Per Capita Retail Sales

The per capita retail sales statistics use 2011 population estimates from the U.S. Census Bureau and monthly data collected by the Energy Information Administration. The volume of electricity delivered to end users for all sectors in kilowatthours is divided by the 2011 population estimate for each state.

Composition of Fuel Categories

Net generation statistics are grouped according to regions (see Electricity Monthly Update Explained Section) by generator type and fuel type. Generator type categories include:

Fossil Steam:  Steam turbines powered by the combustion of fossil fuels
Combined Cycle:  Combined cycle generation powered by natural gas, petroluem, landfill gas, or other miscellaneous energy sources
Other Fossil:  Simple cycle gas turbines, internal combusion turbines, and other fossil-powered technology
Nuclear Steam:  Steam turbines at operating nuclear power plants
Hydroelectric:  Conventional hydroelectric turbines
Wind:  Wind turbines
Other renewables: All other generation from renewable sources such as geothermal, solar, or biomass
Other:  Any other generation technology, including hydroelectric pumped storage

Generation statistics are also displayed by fuel type. These include:

Coal:  all generation associated with the consumption of coal
Natural Gas:  all generation associated with the consumption of natural gas
Nuclear:  all generation associated with nuclear power plants
Hydroelectric:  all generation associated with conventional hydroelectric turbines
Other Renewable: all generation associated with wind, solar, biomass, and geothermal energy sources
Other Fossil: all generation associated with petroleum products and fossil-dervied fuels
Other:  all other energy sources including waste heat, hydroelectric pumped storage, other reported sources

Relative Fossil Fuel Prices

Relative fossil fuel prices are daily averages of fossil fuel prices by month, displayed in dollars per million British thermal units as well as adjusted for operating efficiency at electric power plants to convert to dollars per megawatthour. Average national heat rates for typical operating units for 2010 were used to convert relative fossil fuel prices.

Average Days of Burn

Average Days of Burn is defined as the average number of days remaining until coal stocks reach zero if no further deliveries of coal are made. These data have been calculated using only the population of coal plants present in the monthly Form EIA-923. This includes 1) coal plants that have generators with a primary fuel of bituminous coal (including anthracite) or subbituminous, and 2) are in the Electric Power Sector (as defined in the above "Sector definitions"). Excluded are plants with a primary fuel of lignite or waste coal, mine mouth plants, and out-of-service plants. Coal storage terminals and the related plants that they serve are aggregated into one entity for the calculation of Average Days of Burn, as are plants that share stockpiles.
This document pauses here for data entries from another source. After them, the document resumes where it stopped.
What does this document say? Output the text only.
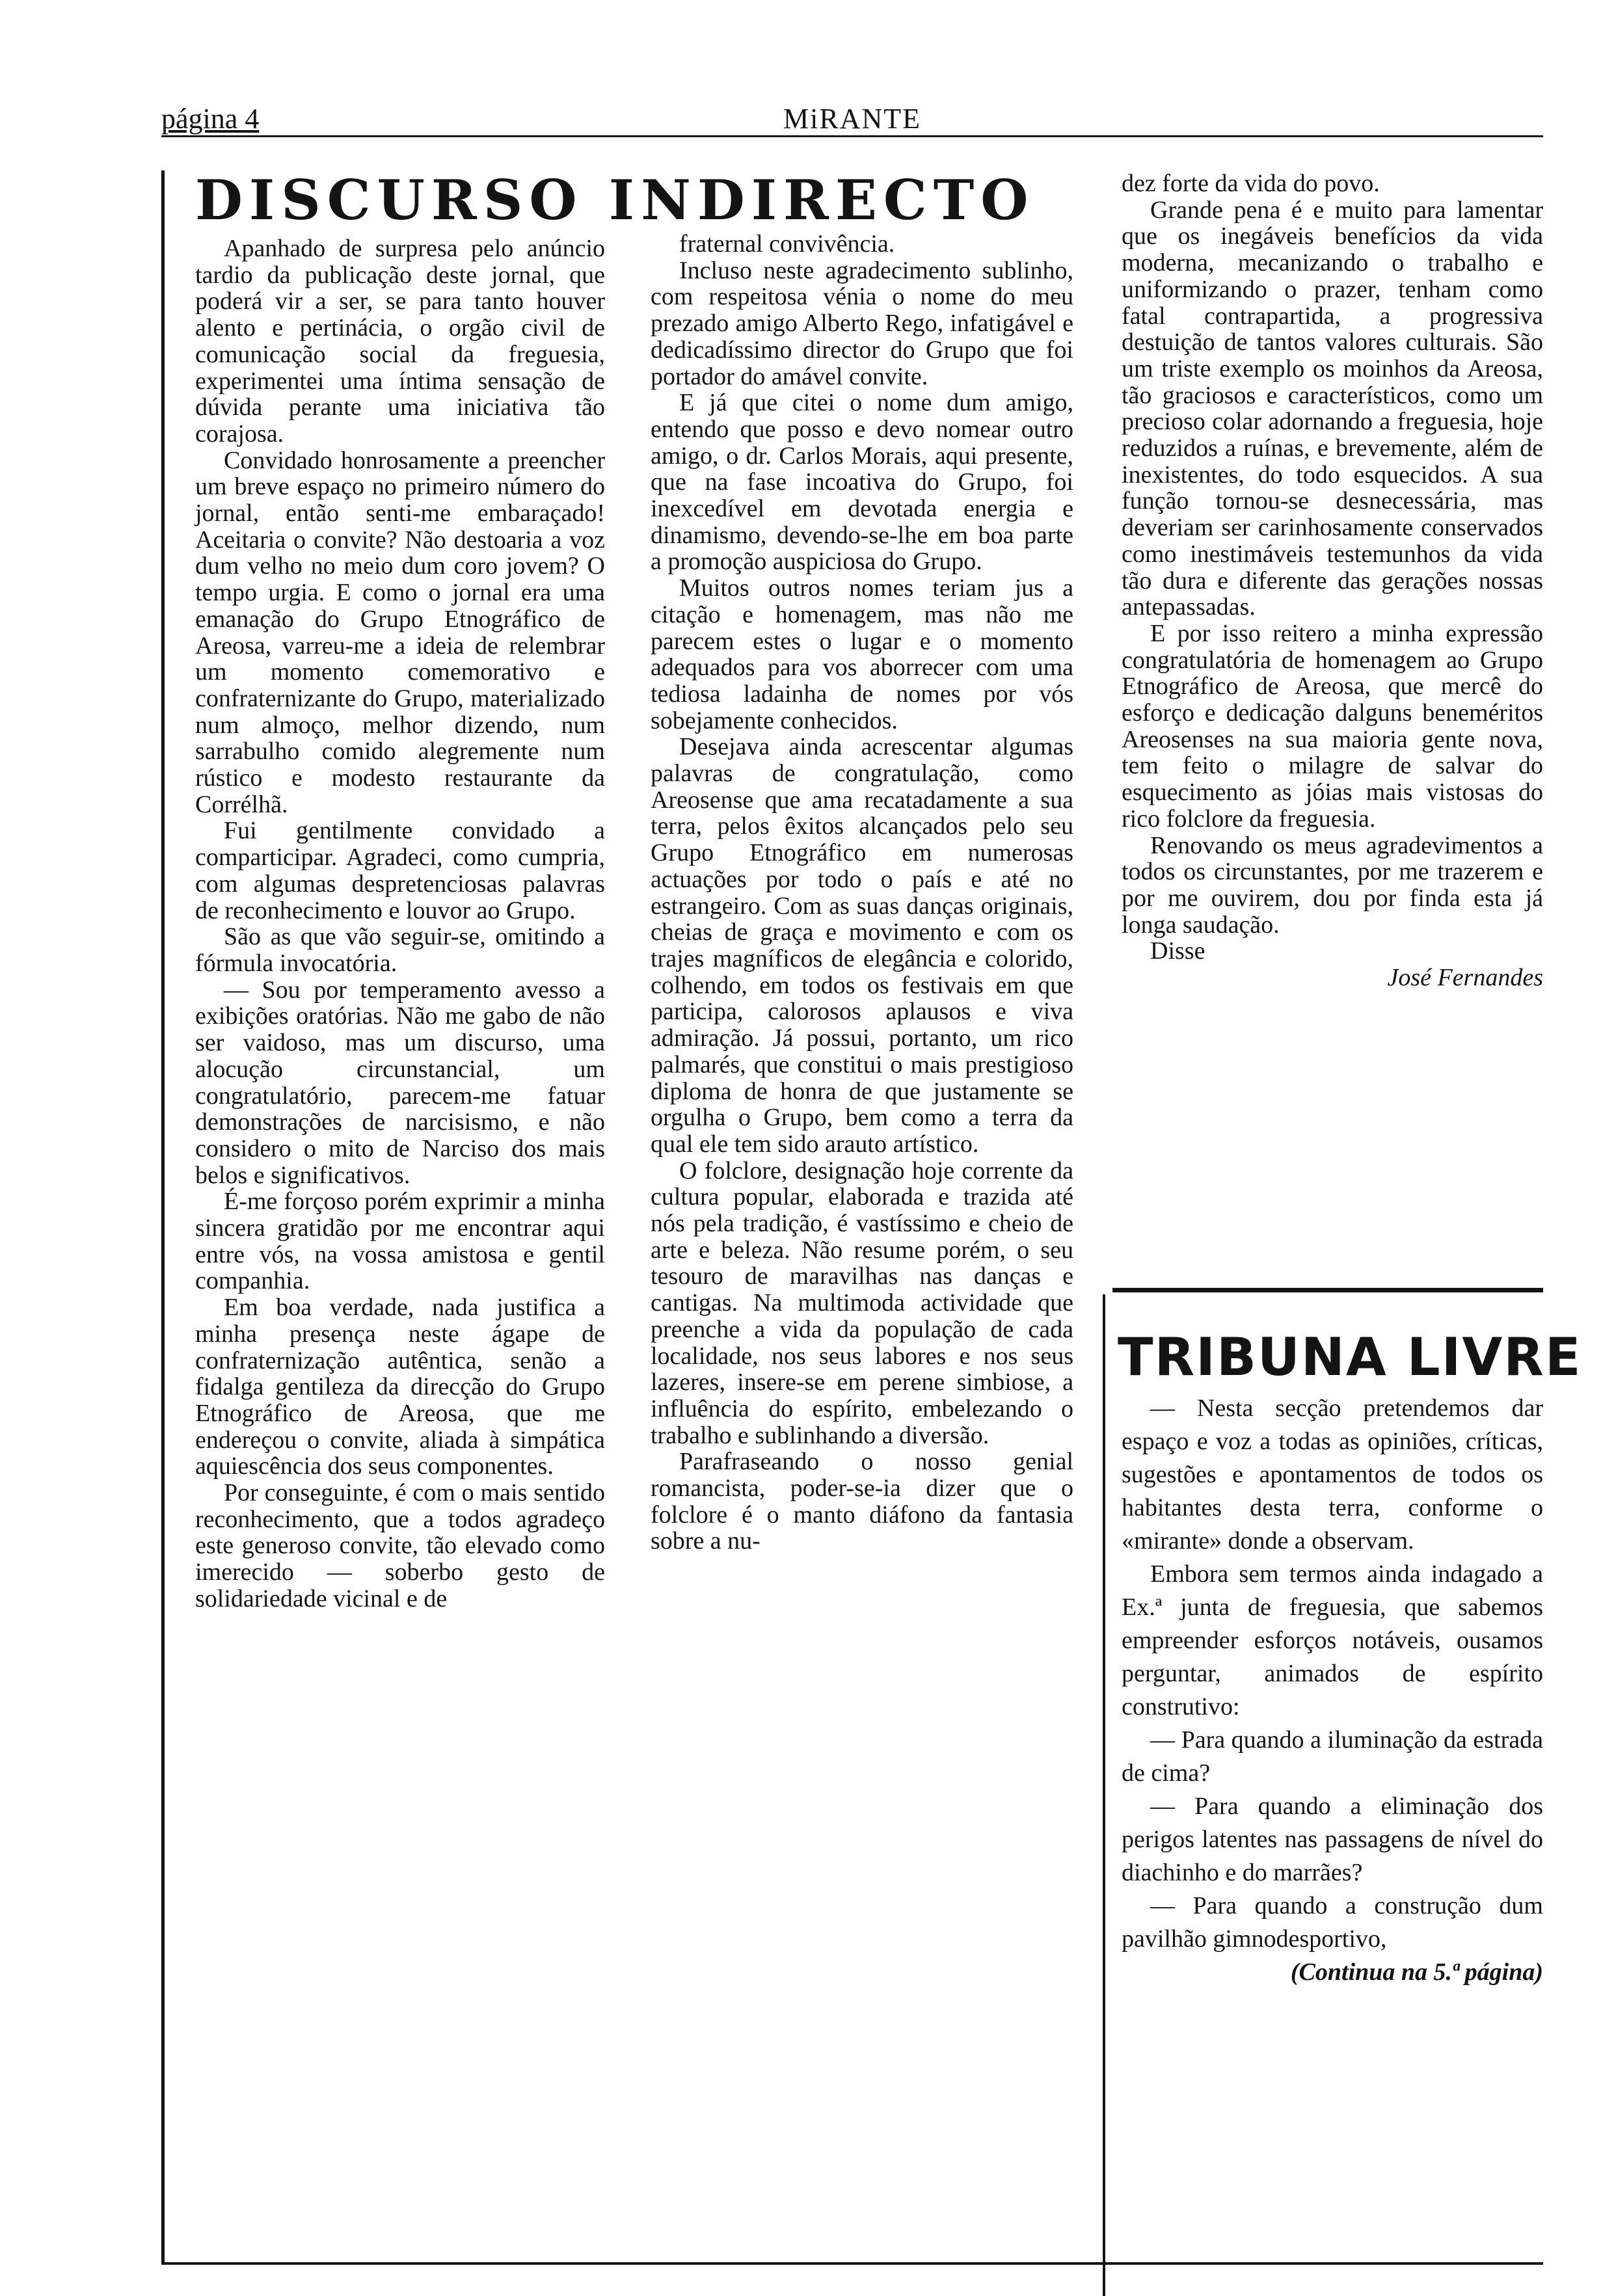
página 4	MiRANTE
DISCURSO INDIRECTO

Apanhado de surpresa pelo anúncio tardio da publicação deste jornal, que poderá vir a ser, se para tanto houver alento e pertinácia, o orgão civil de comunicação social da freguesia, experimentei uma íntima sensação de dúvida perante uma iniciativa tão corajosa.

Convidado honrosamente a preencher um breve espaço no primeiro número do jornal, então senti-me embaraçado! Aceitaria o convite? Não destoaria a voz dum velho no meio dum coro jovem? O tempo urgia. E como o jornal era uma emanação do Grupo Etnográfico de Areosa, varreu-me a ideia de relembrar um momento comemorativo e confraternizante do Grupo, materializado num almoço, melhor dizendo, num sarrabulho comido alegremente num rústico e modesto restaurante da Corrélhã.

Fui gentilmente convidado a comparticipar. Agradeci, como cumpria, com algumas despretenciosas palavras de reconhecimento e louvor ao Grupo.

São as que vão seguir-se, omitindo a fórmula invocatória.

— Sou por temperamento avesso a exibições oratórias. Não me gabo de não ser vaidoso, mas um discurso, uma alocução circunstancial, um congratulatório, parecem-me fatuar demonstrações de narcisismo, e não considero o mito de Narciso dos mais belos e significativos.

É-me forçoso porém exprimir a minha sincera gratidão por me encontrar aqui entre vós, na vossa amistosa e gentil companhia.

Em boa verdade, nada justifica a minha presença neste ágape de confraternização autêntica, senão a fidalga gentileza da direcção do Grupo Etnográfico de Areosa, que me endereçou o convite, aliada à simpática aquiescência dos seus componentes.

Por conseguinte, é com o mais sentido reconhecimento, que a todos agradeço este generoso convite, tão elevado como imerecido — soberbo gesto de solidariedade vicinal e de

fraternal convivência.

Incluso neste agradecimento sublinho, com respeitosa vénia o nome do meu prezado amigo Alberto Rego, infatigável e dedicadíssimo director do Grupo que foi portador do amável convite.

E já que citei o nome dum amigo, entendo que posso e devo nomear outro amigo, o dr. Carlos Morais, aqui presente, que na fase incoativa do Grupo, foi inexcedível em devotada energia e dinamismo, devendo-se-lhe em boa parte a promoção auspiciosa do Grupo.

Muitos outros nomes teriam jus a citação e homenagem, mas não me parecem estes o lugar e o momento adequados para vos aborrecer com uma tediosa ladainha de nomes por vós sobejamente conhecidos.

Desejava ainda acrescentar algumas palavras de congratulação, como Areosense que ama recatadamente a sua terra, pelos êxitos alcançados pelo seu Grupo Etnográfico em numerosas actuações por todo o país e até no estrangeiro. Com as suas danças originais, cheias de graça e movimento e com os trajes magníficos de elegância e colorido, colhendo, em todos os festivais em que participa, calorosos aplausos e viva admiração. Já possui, portanto, um rico palmarés, que constitui o mais prestigioso diploma de honra de que justamente se orgulha o Grupo, bem como a terra da qual ele tem sido arauto artístico.

O folclore, designação hoje corrente da cultura popular, elaborada e trazida até nós pela tradição, é vastíssimo e cheio de arte e beleza. Não resume porém, o seu tesouro de maravilhas nas danças e cantigas. Na multimoda actividade que preenche a vida da população de cada localidade, nos seus labores e nos seus lazeres, insere-se em perene simbiose, a influência do espírito, embelezando o trabalho e sublinhando a diversão.

Parafraseando o nosso genial romancista, poder-se-ia dizer que o folclore é o manto diáfono da fantasia sobre a nu-

dez forte da vida do povo.

Grande pena é e muito para lamentar que os inegáveis benefícios da vida moderna, mecanizando o trabalho e uniformizando o prazer, tenham como fatal contrapartida, a progressiva destuição de tantos valores culturais. São um triste exemplo os moinhos da Areosa, tão graciosos e característicos, como um precioso colar adornando a freguesia, hoje reduzidos a ruínas, e brevemente, além de inexistentes, do todo esquecidos. A sua função tornou-se desnecessária, mas deveriam ser carinhosamente conservados como inestimáveis testemunhos da vida tão dura e diferente das gerações nossas antepassadas.

E por isso reitero a minha expressão congratulatória de homenagem ao Grupo Etnográfico de Areosa, que mercê do esforço e dedicação dalguns beneméritos Areosenses na sua maioria gente nova, tem feito o milagre de salvar do esquecimento as jóias mais vistosas do rico folclore da freguesia.

Renovando os meus agradevimentos a todos os circunstantes, por me trazerem e por me ouvirem, dou por finda esta já longa saudação.

Disse

José Fernandes

TRIBUNA LIVRE

— Nesta secção pretendemos dar espaço e voz a todas as opiniões, críticas, sugestões e apontamentos de todos os habitantes desta terra, conforme o «mirante» donde a observam.

Embora sem termos ainda indagado a Ex.ª junta de freguesia, que sabemos empreender esforços notáveis, ousamos perguntar, animados de espírito construtivo:

— Para quando a iluminação da estrada de cima?

— Para quando a eliminação dos perigos latentes nas passagens de nível do diachinho e do marrães?

— Para quando a construção dum pavilhão gimnodesportivo,

(Continua na 5.ª página)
Average Days of Burn is computed as follows: End of month stocks for the current (data) month, divided by the average burn per day. Average Burn per Day is the average of the three previous years’ consumption as reported on the Form EIA-923.
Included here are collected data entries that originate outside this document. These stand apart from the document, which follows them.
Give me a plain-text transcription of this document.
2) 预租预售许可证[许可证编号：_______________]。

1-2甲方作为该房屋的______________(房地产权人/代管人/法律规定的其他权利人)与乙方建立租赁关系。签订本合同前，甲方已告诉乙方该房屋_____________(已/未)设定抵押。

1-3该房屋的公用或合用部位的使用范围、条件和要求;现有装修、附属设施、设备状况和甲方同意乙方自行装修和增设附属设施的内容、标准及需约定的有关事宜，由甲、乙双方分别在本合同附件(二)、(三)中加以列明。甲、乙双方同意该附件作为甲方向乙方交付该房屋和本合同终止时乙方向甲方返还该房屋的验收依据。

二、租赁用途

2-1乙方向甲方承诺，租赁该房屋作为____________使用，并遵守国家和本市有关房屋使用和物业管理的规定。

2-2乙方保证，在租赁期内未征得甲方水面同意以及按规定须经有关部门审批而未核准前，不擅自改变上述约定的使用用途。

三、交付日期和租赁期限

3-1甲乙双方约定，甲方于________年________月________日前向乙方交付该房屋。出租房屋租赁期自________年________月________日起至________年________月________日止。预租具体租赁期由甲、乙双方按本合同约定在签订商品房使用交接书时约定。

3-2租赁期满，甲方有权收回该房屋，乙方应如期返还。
These data are displayed by coal rank and by zone. Each zone has been formed by combining the following Census Divisions:

  • Northeast — New England, Middle Atlantic
  • South — South Atlantic, East South Central
  • Midwest — West North Central, East North Central
  • West — Mountain, West South Central, Pacific Contiguous

Coal Stocks vs. Days of Burn Stocks

The coal stocks data presented at the top of the Fossil Fuel Stocks section (“Coal Stocks”) will differ from the coal stocks presented in the Days of Burn section (“DOB Stocks”) at the bottom of the Fossil Fuel Stocks section. This occurs because Coal Stocks include the entire population of coal plants that report on both the annual and monthly Form EIA-923. The DOB Stocks only include coal plants that report on the monthly Form EIA-923 and have a primary fuel of bituminous (including anthracite) or subbituminous as reported on the Form EIA-860.